Opposition Motion – Employment Insurance

That, in the opinion of the House, the Employment Insurance (EI) plan announced by the government on September 11, 2014, and which will begin on January 1, 2015, will not create jobs and growth but will instead provide a financial incentive for employers to lay off workers; and therefore, the House urges the government to re-direct those resources by providing employers an EI premium exemption on newly-created jobs in 2015 and 2016.

Elizabeth May: Mr. Speaker, I remember clearly one of the Conservative administration’s big efforts on job creation. In fact, the then minister of finance referred to the Canadian corporate sector as the job creators and made the leap of believing that if we were to cut corporate taxes to far lower than any other country in the OECD, in fact to half the corporate tax rate of the United States, the job creators, the large corporations, would plow that money back into job creation.

We then had the former governor of the Bank of Canada, Mark Carney, call it dead money; $600 billion piled up in the coffers of these corporations. It is not working for Canadians. It is not creating jobs. A staggering 32% of GDP is not creating jobs.

I wonder if the Conservative administration is now rethinking the idea that shovelling money toward corporate Canada will automatically result in jobs? It has not. They are sitting on it. It is dead money. Is it not time to get it to stand up and walk?

Mr. Andrew Saxton: Mr. Speaker, I would like to explain to my hon. colleague some of the benefits that have happened for Canada and the Canadian economy as a result of lower taxes for small businesses. For example, let us take Tim Hortons.

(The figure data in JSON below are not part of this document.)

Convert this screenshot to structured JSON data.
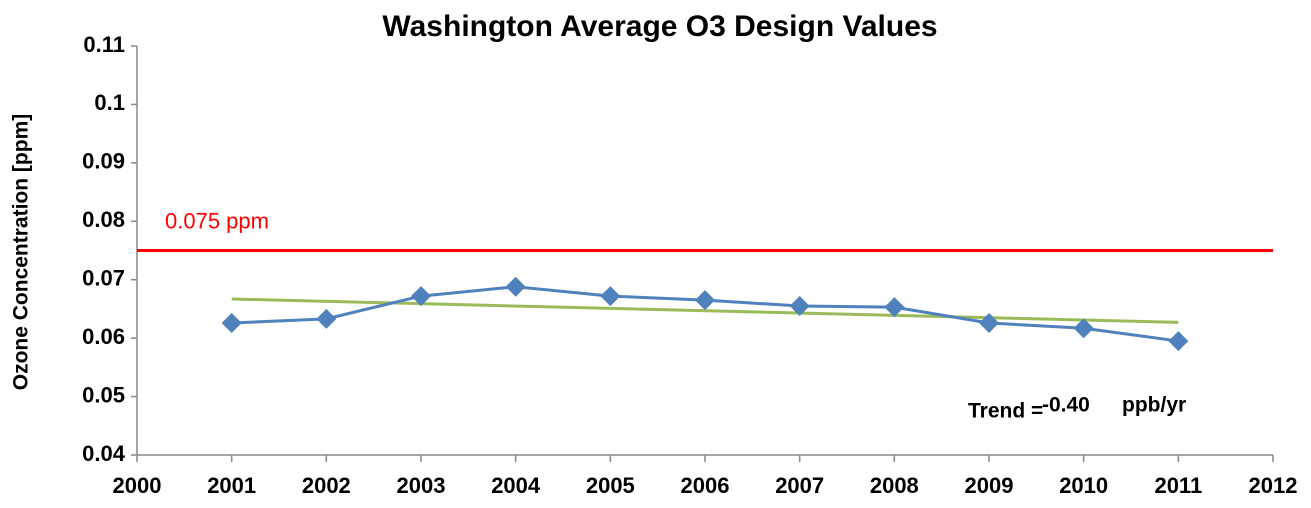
{
  "chart_data": {
    "type": "line",
    "title": "Washington Average O3 Design Values",
    "y_label": "Ozone Concentration [ppm]",
    "x": [
      2001,
      2002,
      2003,
      2004,
      2005,
      2006,
      2007,
      2008,
      2009,
      2010,
      2011
    ],
    "values": [
      0.0626,
      0.0633,
      0.0672,
      0.0688,
      0.0672,
      0.0665,
      0.0655,
      0.0653,
      0.0626,
      0.0617,
      0.0595
    ],
    "color": "#4f81bd",
    "trend_line": {
      "x": [
        2001,
        2011
      ],
      "values": [
        0.0667,
        0.0627
      ],
      "color": "#9bbb59"
    },
    "reference_line": {
      "value": 0.075,
      "label": "0.075 ppm",
      "color": "#ff0000"
    },
    "annotation": {
      "label": "Trend =",
      "value_text": "-0.40",
      "unit": "ppb/yr"
    },
    "xlim": [
      2000,
      2012
    ],
    "xticks": [
      2000,
      2001,
      2002,
      2003,
      2004,
      2005,
      2006,
      2007,
      2008,
      2009,
      2010,
      2011,
      2012
    ],
    "ylim": [
      0.04,
      0.11
    ],
    "yticks": [
      0.04,
      0.05,
      0.06,
      0.07,
      0.08,
      0.09,
      0.1,
      0.11
    ],
    "grid": false
  }
}
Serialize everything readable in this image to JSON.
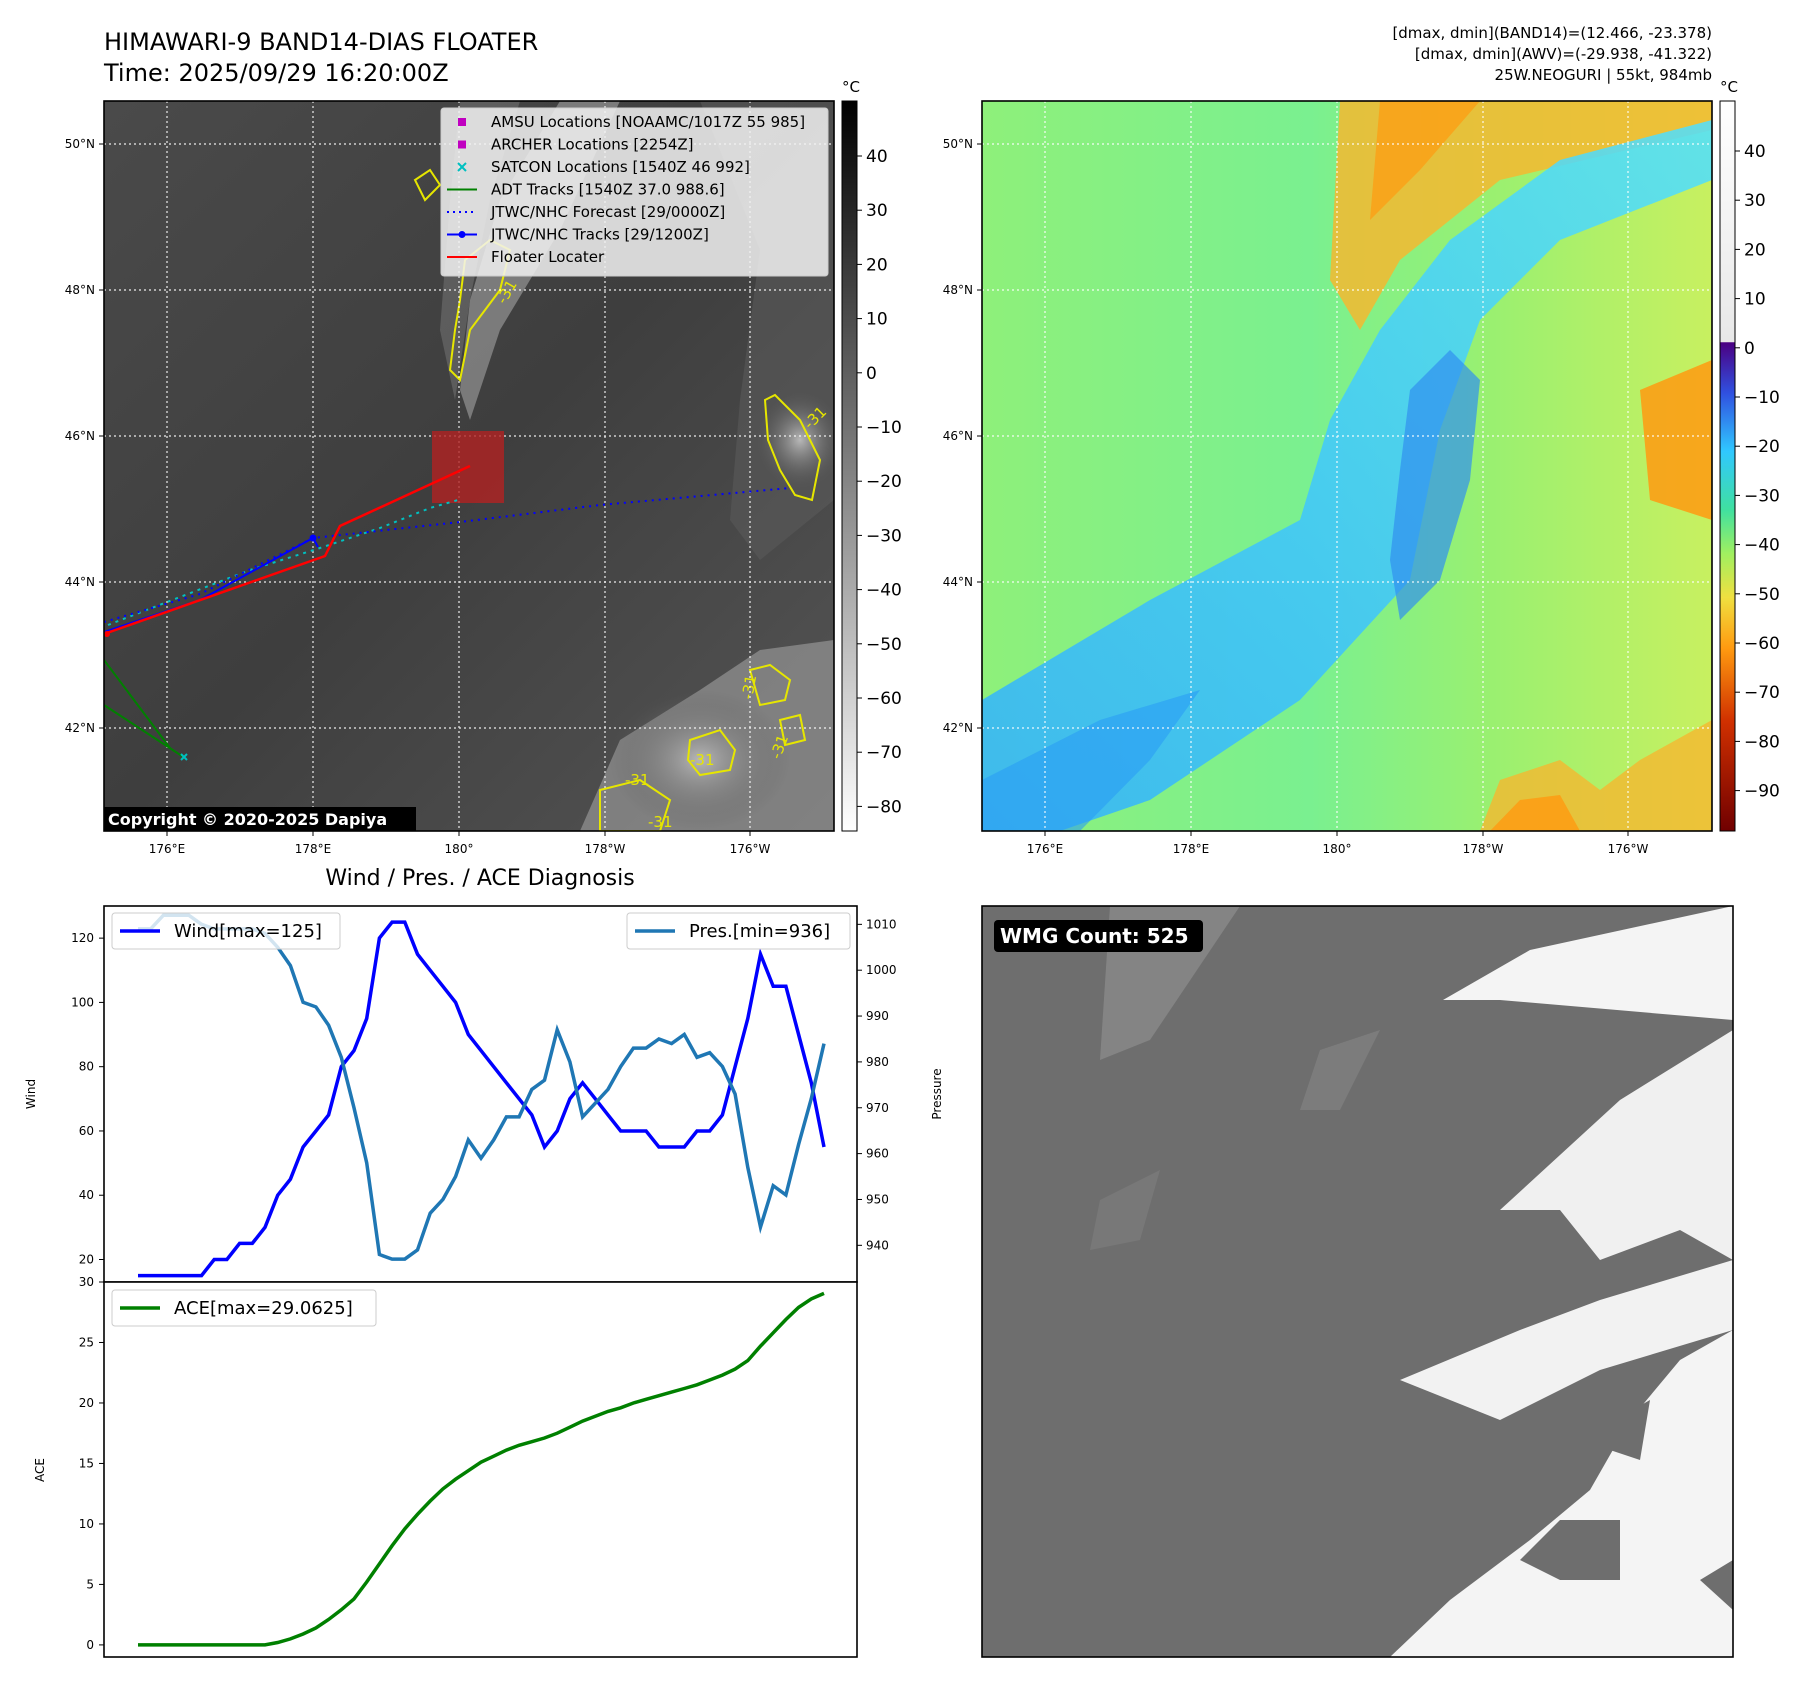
{
  "header": {
    "title_line1": "HIMAWARI-9 BAND14-DIAS FLOATER",
    "title_line2": "Time: 2025/09/29 16:20:00Z",
    "stats_line1": "[dmax, dmin](BAND14)=(12.466, -23.378)",
    "stats_line2": "[dmax, dmin](AWV)=(-29.938, -41.322)",
    "stats_line3": "25W.NEOGURI | 55kt, 984mb"
  },
  "ir_panel": {
    "lat_ticks": [
      "50°N",
      "48°N",
      "46°N",
      "44°N",
      "42°N"
    ],
    "lon_ticks": [
      "176°E",
      "178°E",
      "180°",
      "178°W",
      "176°W"
    ],
    "copyright": "Copyright © 2020-2025 Dapiya",
    "contour_label": "-31",
    "legend": [
      {
        "label": "AMSU Locations [NOAAMC/1017Z 55 985]",
        "color": "#c000c0",
        "marker": "square"
      },
      {
        "label": "ARCHER Locations [2254Z]",
        "color": "#c000c0",
        "marker": "square"
      },
      {
        "label": "SATCON Locations [1540Z 46 992]",
        "color": "#00c0c0",
        "marker": "x"
      },
      {
        "label": "ADT Tracks [1540Z 37.0 988.6]",
        "color": "#008000",
        "marker": "line"
      },
      {
        "label": "JTWC/NHC Forecast [29/0000Z]",
        "color": "#0000ff",
        "marker": "dotted"
      },
      {
        "label": "JTWC/NHC Tracks [29/1200Z]",
        "color": "#0000ff",
        "marker": "line-dot"
      },
      {
        "label": "Floater Locater",
        "color": "#ff0000",
        "marker": "line"
      }
    ],
    "colorbar": {
      "unit": "°C",
      "ticks": [
        40,
        30,
        20,
        10,
        0,
        -10,
        -20,
        -30,
        -40,
        -50,
        -60,
        -70,
        -80
      ]
    }
  },
  "wv_panel": {
    "lat_ticks": [
      "50°N",
      "48°N",
      "46°N",
      "44°N",
      "42°N"
    ],
    "lon_ticks": [
      "176°E",
      "178°E",
      "180°",
      "178°W",
      "176°W"
    ],
    "colorbar": {
      "unit": "°C",
      "ticks": [
        40,
        30,
        20,
        10,
        0,
        -10,
        -20,
        -30,
        -40,
        -50,
        -60,
        -70,
        -80,
        -90
      ]
    }
  },
  "chart_data": [
    {
      "type": "line",
      "title": "Wind / Pres. / ACE Diagnosis",
      "ylabel": "Wind",
      "ylabel_right": "Pressure",
      "ylim": [
        13,
        130
      ],
      "ylim_right": [
        932,
        1014
      ],
      "yticks": [
        20,
        40,
        60,
        80,
        100,
        120
      ],
      "yticks_right": [
        940,
        950,
        960,
        970,
        980,
        990,
        1000,
        1010
      ],
      "series": [
        {
          "name": "Wind[max=125]",
          "color": "#0000ff",
          "values": [
            15,
            15,
            15,
            15,
            15,
            15,
            20,
            20,
            25,
            25,
            30,
            40,
            45,
            55,
            60,
            65,
            80,
            85,
            95,
            120,
            125,
            125,
            115,
            110,
            105,
            100,
            90,
            85,
            80,
            75,
            70,
            65,
            55,
            60,
            70,
            75,
            70,
            65,
            60,
            60,
            60,
            55,
            55,
            55,
            60,
            60,
            65,
            80,
            95,
            115,
            105,
            105,
            90,
            75,
            55
          ]
        },
        {
          "name": "Pres.[min=936]",
          "color": "#1f77b4",
          "axis": "right",
          "values": [
            1009,
            1009,
            1012,
            1012,
            1012,
            1010,
            1009,
            1009,
            1009,
            1009,
            1008,
            1005,
            1001,
            993,
            992,
            988,
            981,
            970,
            958,
            938,
            937,
            937,
            939,
            947,
            950,
            955,
            963,
            959,
            963,
            968,
            968,
            974,
            976,
            987,
            980,
            968,
            971,
            974,
            979,
            983,
            983,
            985,
            984,
            986,
            981,
            982,
            979,
            973,
            957,
            944,
            953,
            951,
            962,
            972,
            984
          ]
        }
      ]
    },
    {
      "type": "line",
      "ylabel": "ACE",
      "ylim": [
        -1,
        30
      ],
      "yticks": [
        0,
        5,
        10,
        15,
        20,
        25,
        30
      ],
      "series": [
        {
          "name": "ACE[max=29.0625]",
          "color": "#008000",
          "values": [
            0,
            0,
            0,
            0,
            0,
            0,
            0,
            0,
            0,
            0,
            0,
            0.2,
            0.5,
            0.9,
            1.4,
            2.1,
            2.9,
            3.8,
            5.2,
            6.7,
            8.2,
            9.6,
            10.8,
            11.9,
            12.9,
            13.7,
            14.4,
            15.1,
            15.6,
            16.1,
            16.5,
            16.8,
            17.1,
            17.5,
            18.0,
            18.5,
            18.9,
            19.3,
            19.6,
            20.0,
            20.3,
            20.6,
            20.9,
            21.2,
            21.5,
            21.9,
            22.3,
            22.8,
            23.5,
            24.7,
            25.8,
            26.9,
            27.9,
            28.6,
            29.06
          ]
        }
      ]
    }
  ],
  "wmg_panel": {
    "label": "WMG Count: 525"
  }
}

Tim Hortons moved its head office back to Canada from the United States after years of being away, specifically because the taxes in Canada are lower than those in the United States.

Let us hear what others are saying. Bloomberg, for example, says that Canada is the second-best place in the world to do business, second only to Hong Kong. Why is that? It is because of our low-tax regime for small businesses.